Opinions On The Sequester: Too Much Medicare Spending On The Affluent; Boehner Says Obama Got More Taxes In The Health Law
As the automatic spending cuts grow nearer, some analysts offer their perspective.
The Wall Street Journal: The President Is Raging Against A Budget Crisis He Created
The president has repeatedly called for even more tax revenue, but the American people don't support trading spending cuts for higher taxes. They understand that the tax debate is now closed. The president got his higher taxes—$600 billion from higher earners, with no spending cuts—at the end of 2012. He also got higher taxes via ObamaCare. Meanwhile, no one should be talking about raising taxes when the government is still paying people to play videogames, giving folks free cellphones, and buying $47,000 cigarette-smoking machines (House Speaker John Boehner, R-Ohio, 2/19).
The New York Times: Old And Rich? Less Help For You
Democrats want to close the budget gap by having the government lean more heavily on the wealthy, while Republicans want to close it by having the government spend less money.

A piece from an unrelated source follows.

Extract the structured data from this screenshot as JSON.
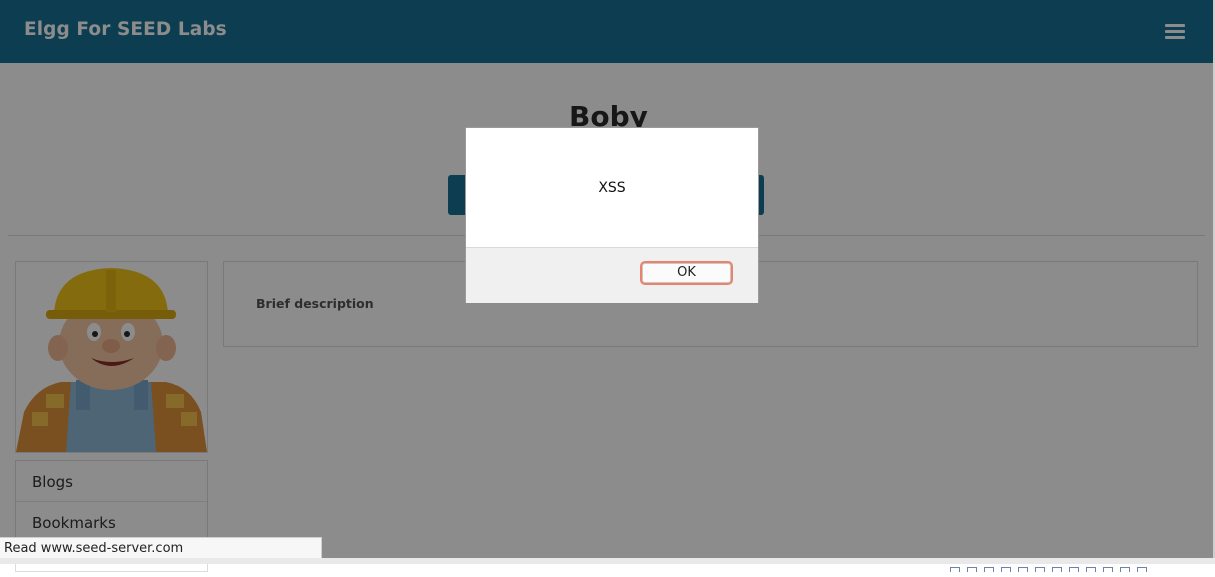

Both sides should agree at least to spend less money on the wealthy — via means testing. It may surprise some Americans to learn that the United States spends quite a lot on the affluent, especially through the entitlement programs at the heart of the budget fight: Social Security and Medicare. Both programs move money from relatively poorer young people to relatively richer old people, and they are growing ever more expensive. Means-testing — allocating benefits according to need — might offer both sides a way out (Yuval Levin, 2/19).
The Washington Post: A Grand Bargain On Life Support
(Alan) Simpson and (Erskine) Bowles said Tuesday that health-care cuts would need to be $600 billion over a decade. That's part of their new plan to shave $2.4 trillion from the deficit over 10 years; they would also raise $600 billion in tax revenue by limiting deductions, and they would cut an additional $1.2 trillion from farm subsidies, Social Security and other programs. Bowles on Tuesday restated the obvious: Obama needs to accept deeper cuts to the government's health-care spending, and Republicans need to accept more tax increases. But this assumes both sides want a grand bargain to right the nation’s finances — and it's no longer obvious that they do (Dana Milbank, 2/19).
The Washington Post: The Blame Game Over Sequestration
The sequester would slash $85 billion between now and Sept. 30, half from discretionary programs and half from defense. Both of these have already been trimmed in previous budget deals — defense to the point where Pentagon leaders predict damage to national security if the sequester goes through on March 1. Entitlements, meanwhile, remain unreformed (2/19).
The Wall Street Journal: President Armageddon
The sequester is far from ideal and it would make much more sense to work with Congress to set priorities. But Mr. Obama has rejected every meaningful reform in entitlements that Republicans or his own Simpson-Bowles commission have offered. ObamaCare will add more than $1 trillion in new costs and add some 17 million people to Medicaid, but he says this can't be touched. In his State of the Union address Mr. Obama proposed $83.4 billion in new spending, according to a tally by the National Taxpayers Union (2/19).